5) Le diplôme est le sésame pour accéder à l'emploi, et pour obtenir un emploi de qualité. Cette
réalité « transforme l'amour pour l'égalité en passion pour l'inégalité scolaire en faveur de
nos enfants. » Il s'agit en fait d'un effet mécanique de la massification scolaire : les parents
(et notamment les parents enseignants) mettent en œuvre un ensemble de stratégies
(évitement de certains établissements, recours au privé, préférence pour certaines filières,
certaines options, etc.) qui vont permettre à leur enfant de se distinguer et de réussir, au
sein d'un système où « tout fait signe inégalitaire » (comme l'option latin au collège).
6) La France exige des apprentissages précoces, ce qui dessert les catégories socioprofessionnelles défavorisées : un enfant doit savoir lire à 6-7 ans – contre 8 ans dans les
pays scandinaves, plus égalitaire.
Sur le plan philosophique, le problème de l'égalité des chances dans l'école se pose de façon
récente. L'école de Jules Ferry ignorait cette problématique ; elle avait vocation à produire des
citoyens, des Français, et à émanciper par le savoir.
Aujourd'hui, au contraire, l'école fait la promesse d'offrir une compétition sans influence extérieure,
où chacun se positionnerait selon son « mérite » – c'est le modèle de « l'égalité des chances ». Mais
cet idéal est une gageure, et le mérite reste indéfinissable.
En outre, cet idéal pose problème car il se désintéresse complètement des « vaincus » du système.
Selon FD, il est essentiel que l'idéal d'égalité des chances soit précédé d'un idéal d'égalité des
résultats, qui protège les vaincus dans et après la compétition scolaire. En fait, quand on défend
l'égalité des chances, on se place du côté des vainqueurs
Dans cette perspective, il faudrait viser, jusqu'à 16 ans, une égalité des résultats la plus forte
possible, et faire en sorte qu'aucun élève ne quitte l'élémentaire sans un ensemble de connaissances
nécessaires ou avec une image dégradée de soi-même.
Concrètement, on a aujourd'hui des programmes (trop) ambitieux et on conçoit pour les élèves
qui n'y parviennent pas des dispositifs de remédiation qui ne fonctionnent pas.
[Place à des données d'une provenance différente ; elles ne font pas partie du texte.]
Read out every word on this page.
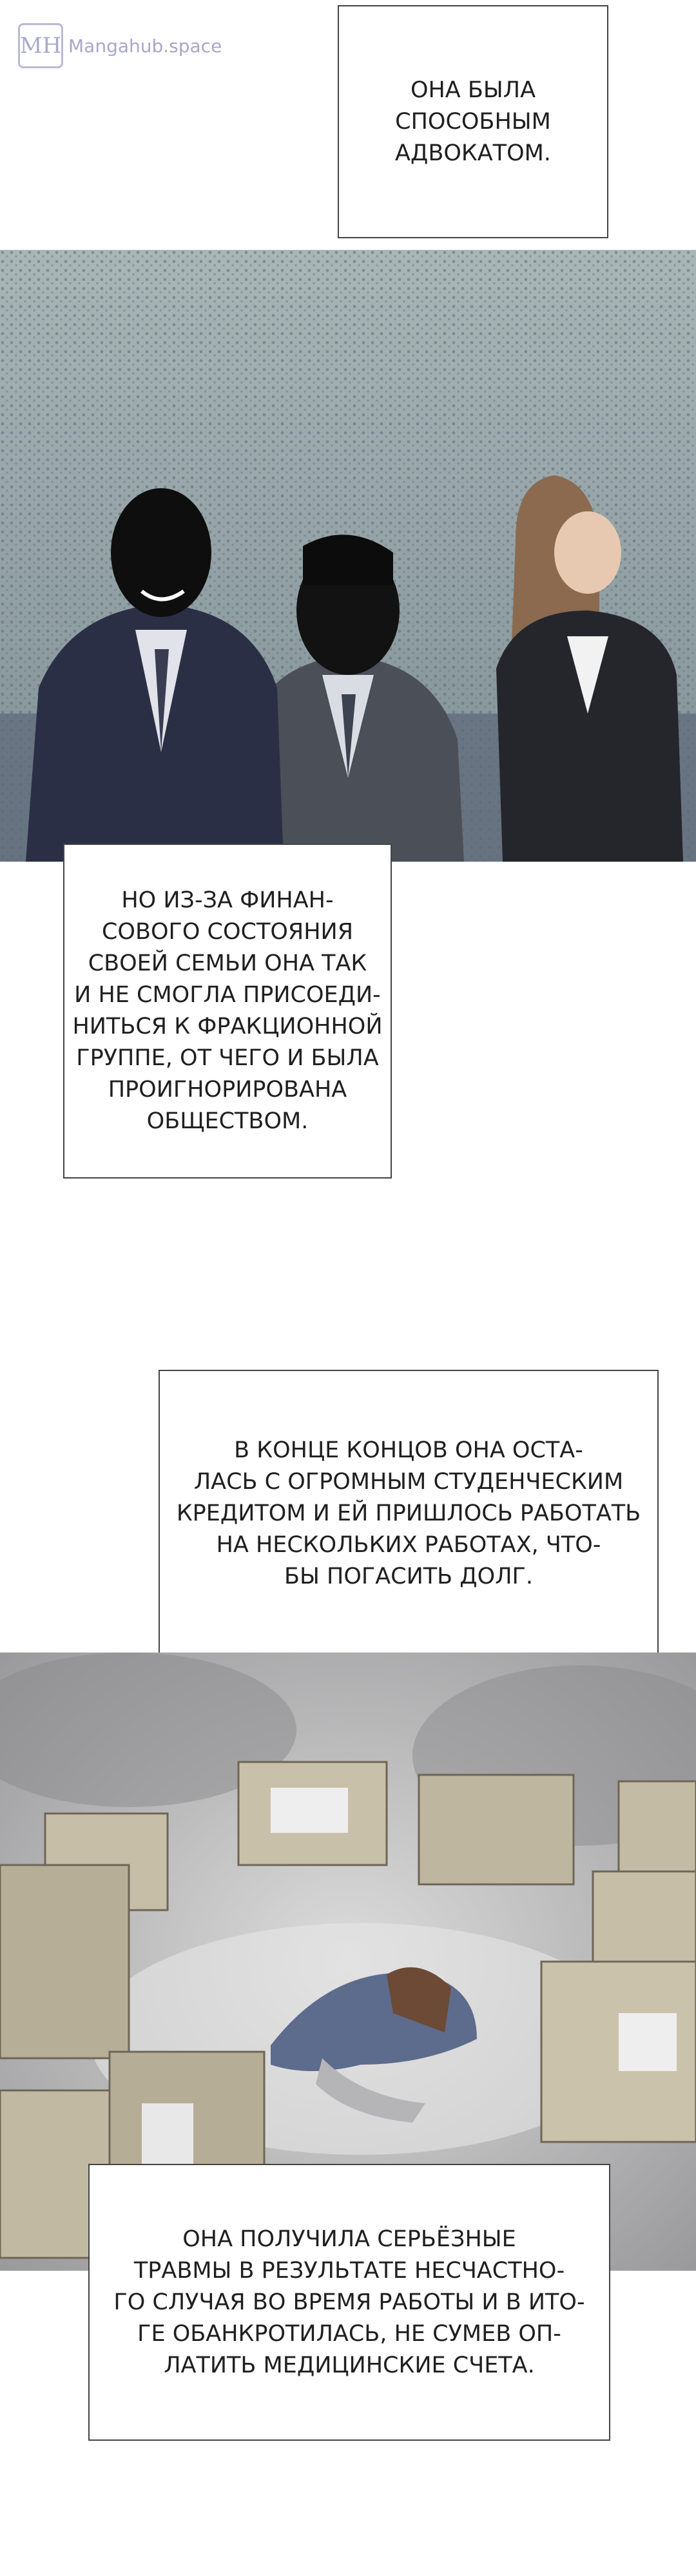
MH Mangahub.space
ОНА БЫЛА
СПОСОБНЫМ
АДВОКАТОМ.
НО ИЗ-ЗА ФИНАН-
СОВОГО СОСТОЯНИЯ
СВОЕЙ СЕМЬИ ОНА ТАК
И НЕ СМОГЛА ПРИСОЕДИ-
НИТЬСЯ К ФРАКЦИОННОЙ
ГРУППЕ, ОТ ЧЕГО И БЫЛА
ПРОИГНОРИРОВАНА
ОБЩЕСТВОМ.
В КОНЦЕ КОНЦОВ ОНА ОСТА-
ЛАСЬ С ОГРОМНЫМ СТУДЕНЧЕСКИМ
КРЕДИТОМ И ЕЙ ПРИШЛОСЬ РАБОТАТЬ
НА НЕСКОЛЬКИХ РАБОТАХ, ЧТО-
БЫ ПОГАСИТЬ ДОЛГ.
ОНА ПОЛУЧИЛА СЕРЬЁЗНЫЕ
ТРАВМЫ В РЕЗУЛЬТАТЕ НЕСЧАСТНО-
ГО СЛУЧАЯ ВО ВРЕМЯ РАБОТЫ И В ИТО-
ГЕ ОБАНКРОТИЛАСЬ, НЕ СУМЕВ ОП-
ЛАТИТЬ МЕДИЦИНСКИЕ СЧЕТА.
Il faudrait au
contraire réduire la voilure pour que chacun ait les moyens de parvenir aux objectifs fixés
(c'est l'idée du socle commun) et créer des dispositifs pour ceux qui peuvent et veulent
apprendre davantage.
FD insiste : les pays qui s'en sortent bien sur le plan des inégalités scolaires sont ceux qui ont créé
un système à 2 étages :
1- obligation de résultats jusqu'à 16 ans ;
2- le match peut commencer.
La justice scolaire dépend aussi de l'utilité des diplômes ; on peut s'inquiéter de la création de
nouveaux diplômes avec lesquels « on ne peut rien acheter ».
Enfin, la justice scolaire n'est pas la seule dimension de l'école : il faudrait aussi retrouver une
« pensée culturelle » sur l'époque. Les élèves français ne se sentent pas suffisamment membres de
leur établissement et se défient des adultes (par exemple, ils n'osent pas poser de questions quand ils
n'ont pas compris). Notre modèle n'est pas accueillant pour les élèves et ne forme pas de manière
valable les citoyens. Il faudrait concevoir les établissements comme des « communautés civiques »
– l'instruction civique ne pourra jamais en effet convaincre les élèves qu'il faut être tolérant ou
attentif aux autres si leur environnement scolaire leur donne un spectacle en contradiction avec ces
valeurs. Jusqu'ici, la France a privilégié un modèle éducatif reposant sur une division du travail
scolaire à l'infini (profs ayant chacun sa discipline, documentaliste, CPE, pion, etc.) or la
responsabilité du bon climat scolaire devrait incomber à chacun des adultes.